Searching a better C hyperparameter of SVM.

In [None]:
# set parameters for grid search
param_grid = {
    'kernel__maxlen': [5],
    'kernel__ssk_lambda': [1.1],
    'C': [0.1, 1.0, 10.0]
}

# create the evaluation metric
mcc_scorer = make_scorer(matthews_corrcoef)

# create the GridSearchCV object
grid_search = GridSearchCV(estimator=clf, 
                           param_grid=param_grid, 
                           scoring=mcc_scorer, 
                           cv=10,
                           n_jobs=-1, 
                           verbose=3)

# fit the model to the training data
grid_search.fit(sampled_train_df['sequence'], sampled_train_df['label'])

# show the best parameters
best_params = grid_search.best_params_
print("\nBest parameters:", best_params)

# show the best mean validation score
best_score = grid_search.best_score_
print(f"Best mean validation score: {best_score}")

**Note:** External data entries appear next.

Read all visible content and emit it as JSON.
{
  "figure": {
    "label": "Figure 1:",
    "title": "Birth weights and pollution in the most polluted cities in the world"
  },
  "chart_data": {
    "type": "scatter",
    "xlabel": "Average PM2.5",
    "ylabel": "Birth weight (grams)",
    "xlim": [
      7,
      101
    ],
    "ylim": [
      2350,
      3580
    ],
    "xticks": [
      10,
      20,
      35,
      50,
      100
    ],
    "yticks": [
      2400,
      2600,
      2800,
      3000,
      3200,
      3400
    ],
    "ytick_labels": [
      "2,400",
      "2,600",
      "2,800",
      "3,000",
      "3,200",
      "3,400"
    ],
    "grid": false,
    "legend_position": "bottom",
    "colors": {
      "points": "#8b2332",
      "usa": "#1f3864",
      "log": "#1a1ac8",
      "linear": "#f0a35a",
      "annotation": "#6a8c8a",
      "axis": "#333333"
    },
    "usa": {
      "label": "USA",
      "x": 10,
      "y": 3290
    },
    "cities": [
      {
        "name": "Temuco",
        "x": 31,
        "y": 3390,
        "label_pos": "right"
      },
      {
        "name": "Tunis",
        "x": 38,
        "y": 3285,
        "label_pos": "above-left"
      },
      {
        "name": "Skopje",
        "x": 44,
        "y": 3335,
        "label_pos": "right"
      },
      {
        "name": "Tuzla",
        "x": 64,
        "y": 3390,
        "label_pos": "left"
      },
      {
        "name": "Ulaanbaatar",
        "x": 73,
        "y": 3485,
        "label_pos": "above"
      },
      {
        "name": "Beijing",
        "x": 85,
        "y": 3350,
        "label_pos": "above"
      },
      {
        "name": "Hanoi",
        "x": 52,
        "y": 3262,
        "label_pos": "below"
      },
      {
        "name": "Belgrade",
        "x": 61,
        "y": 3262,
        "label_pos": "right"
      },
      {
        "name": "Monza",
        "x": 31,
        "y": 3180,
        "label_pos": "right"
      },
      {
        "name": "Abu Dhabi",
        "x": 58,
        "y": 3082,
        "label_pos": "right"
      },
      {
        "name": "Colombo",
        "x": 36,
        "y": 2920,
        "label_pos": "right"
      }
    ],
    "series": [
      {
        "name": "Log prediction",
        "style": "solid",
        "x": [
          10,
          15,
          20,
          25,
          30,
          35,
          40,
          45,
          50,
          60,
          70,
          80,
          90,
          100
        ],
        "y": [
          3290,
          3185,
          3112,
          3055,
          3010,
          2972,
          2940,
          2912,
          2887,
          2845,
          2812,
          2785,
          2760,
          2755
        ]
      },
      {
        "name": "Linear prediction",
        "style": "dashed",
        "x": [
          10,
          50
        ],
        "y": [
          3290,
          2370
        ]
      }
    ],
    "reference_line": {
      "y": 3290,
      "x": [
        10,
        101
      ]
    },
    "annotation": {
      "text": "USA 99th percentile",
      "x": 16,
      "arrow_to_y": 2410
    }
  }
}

### 3. Best model evaluation

Training an SVM model with the best hyperparameters found, using the full training dataset.

In [None]:
# create the kernel
subsequence_kernel = SubsequenceStringKernel(maxlen=5, ssk_lambda=1.1)

# create a support vector classifier with the kernel
clf = SVC(C=1.0, kernel=subsequence_kernel)

# train the classifier
clf.fit(X_train, y_train)

Performing the classification on the test dataset and obtaining the scores calculated by the model.

In [15]:
pred_scores = clf.decision_function(X_test)

Defining sequence labels from scores.

In [16]:
pred_labels = np.where(pred_scores > 0, 1, -1)

Calculating and showing evaluation metrics.

In [None]:
MCC = round(matthews_corrcoef(y_test, pred_labels), 4)
accuracy = round(accuracy_score(y_test, pred_labels)*100, 2)
sensitivity = round(recall_score(y_test, pred_labels)*100, 2)
TN, FP, FN, TP = confusion_matrix(y_test, pred_labels).ravel()
specificity = round(TN / (TN + FP)*100, 2)
AUROC = round(roc_auc_score(y_test, pred_scores), 4)

print("MCC:", MCC)
print("Accuracy:", accuracy)
print("Sensitivity:", sensitivity)
print("Specificity:", specificity)
print("AUROC:", AUROC)

We observe that the best SVM model achieved an MCC equal to the original tool, indicating good performance for the proposed problem.